Op, rukt uit tegen een zorgeloos volk, Dat zich veilig waant, is de godsspraak van Jahweh; Dat deuren noch grendels bezit, En in de eenzaamheid woont.
32 Their camels shall be a booty, and the multitude of their livestock a spoil: and I will scatter to all winds those who have the corners of their beards cut off; and I will bring their calamity from every side of them," says the LORD.
Hun kamelen worden uw buit, Hun talrijke kudde uw prooi. Naar alle winden ga Ik die geschoren slapen verstrooien, Van alle kant het verderf op hen brengen, spreekt Jahweh!
33 "Hazor shall be a dwelling place of jackals, a desolation forever: no man shall dwell there, neither shall any son of man live in it."
Chasor zal een hol van jakhalzen worden, Een steppe voor eeuwig; Niemand zal er wonen, Geen mensenkind er vertoeven.
34 The word of the LORD that came to Jeremiah the prophet concerning Elam, in the beginning of the reign of Zedekiah king of Judah, saying,
Het woord van Jahweh, dat tot den profeet Jeremias over Elam gericht werd in het begin der regering van Sedekias, den koning van Juda.
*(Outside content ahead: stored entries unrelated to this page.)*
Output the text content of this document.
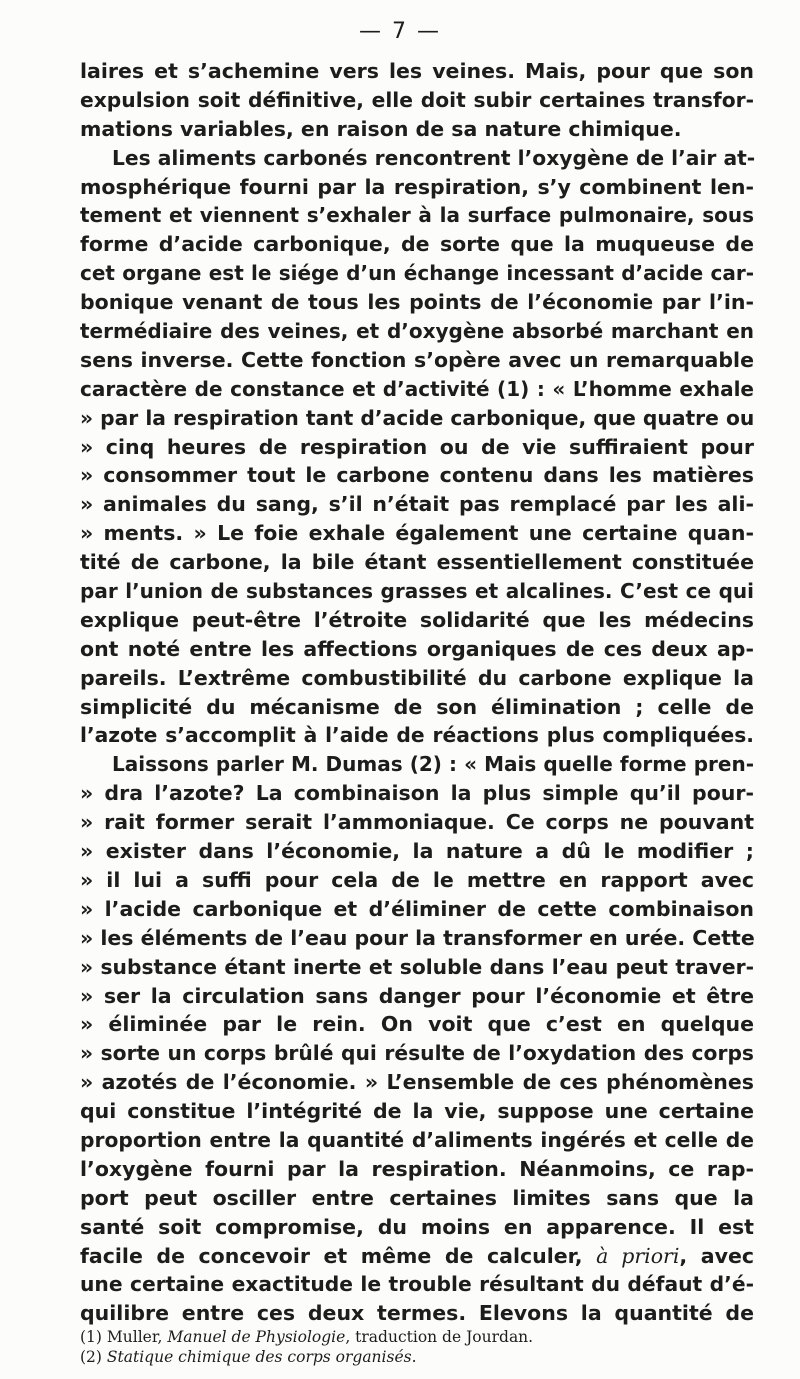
— 7 —
laires et s’achemine vers les veines. Mais, pour que son
expulsion soit définitive, elle doit subir certaines transfor-
mations variables, en raison de sa nature chimique.
Les aliments carbonés rencontrent l’oxygène de l’air at-
mosphérique fourni par la respiration, s’y combinent len-
tement et viennent s’exhaler à la surface pulmonaire, sous
forme d’acide carbonique, de sorte que la muqueuse de
cet organe est le siége d’un échange incessant d’acide car-
bonique venant de tous les points de l’économie par l’in-
termédiaire des veines, et d’oxygène absorbé marchant en
sens inverse. Cette fonction s’opère avec un remarquable
caractère de constance et d’activité (1) : « L’homme exhale
» par la respiration tant d’acide carbonique, que quatre ou
» cinq heures de respiration ou de vie suffiraient pour
» consommer tout le carbone contenu dans les matières
» animales du sang, s’il n’était pas remplacé par les ali-
» ments. » Le foie exhale également une certaine quan-
tité de carbone, la bile étant essentiellement constituée
par l’union de substances grasses et alcalines. C’est ce qui
explique peut-être l’étroite solidarité que les médecins
ont noté entre les affections organiques de ces deux ap-
pareils. L’extrême combustibilité du carbone explique la
simplicité du mécanisme de son élimination ; celle de
l’azote s’accomplit à l’aide de réactions plus compliquées.
Laissons parler M. Dumas (2) : « Mais quelle forme pren-
» dra l’azote? La combinaison la plus simple qu’il pour-
» rait former serait l’ammoniaque. Ce corps ne pouvant
» exister dans l’économie, la nature a dû le modifier ;
» il lui a suffi pour cela de le mettre en rapport avec
» l’acide carbonique et d’éliminer de cette combinaison
» les éléments de l’eau pour la transformer en urée. Cette
» substance étant inerte et soluble dans l’eau peut traver-
» ser la circulation sans danger pour l’économie et être
» éliminée par le rein. On voit que c’est en quelque
» sorte un corps brûlé qui résulte de l’oxydation des corps
» azotés de l’économie. » L’ensemble de ces phénomènes
qui constitue l’intégrité de la vie, suppose une certaine
proportion entre la quantité d’aliments ingérés et celle de
l’oxygène fourni par la respiration. Néanmoins, ce rap-
port peut osciller entre certaines limites sans que la
santé soit compromise, du moins en apparence. Il est
facile de concevoir et même de calculer, à priori, avec
une certaine exactitude le trouble résultant du défaut d’é-
quilibre entre ces deux termes. Elevons la quantité de
(1) Muller, Manuel de Physiologie, traduction de Jourdan.
(2) Statique chimique des corps organisés.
35 "Thus says the LORD of hosts: 'Look, I will break the bow of Elam, the chief of their might.
Zo spreekt Jahweh der heirscharen: Zie, Ik breek de boog van Elam aan stukken, De keur van zijn kracht.
36 On Elam will I bring the four winds from the four quarters of the sky, and will scatter them toward all those winds; and there shall be no nation where the outcasts of Elam shall not come.
De vier winden laat Ik op Elam los Uit de vier hoeken van de hemel; Ik ga ze verspreiden naar al die winden, Geen volk zal er zijn, waar Elams verstrooiden niet komen.
37 I will cause Elam to be dismayed before their enemies, and before those who seek their life; and I will bring evil on them, even my fierce anger,' says the LORD; 'and I will send the sword after them, until I have consumed them;
Ik laat Elam voor zijn vijanden beven, En voor hen, die zijn leven belagen; Ik ga rampen over hen brengen: Mijn grimmige toorn, is de godsspraak van Jahweh; Ik zend hun het zwaard achterna, Tot Ik ze geheel heb vernield!
38 and I will set my throne in Elam, and will destroy from there king and officials,' says the LORD.
Dan richt Ik mijn troon in Elam op, En roei daar koning en vorsten uit, Is de godsspraak van Jahweh.
39 'But it shall happen in the latter days, that I will bring back the captivity of Elam,' says the LORD."
Eerst op het einde der dagen Keer Ik het lot van Elam ten beste, Is de godsspraak van Jahweh!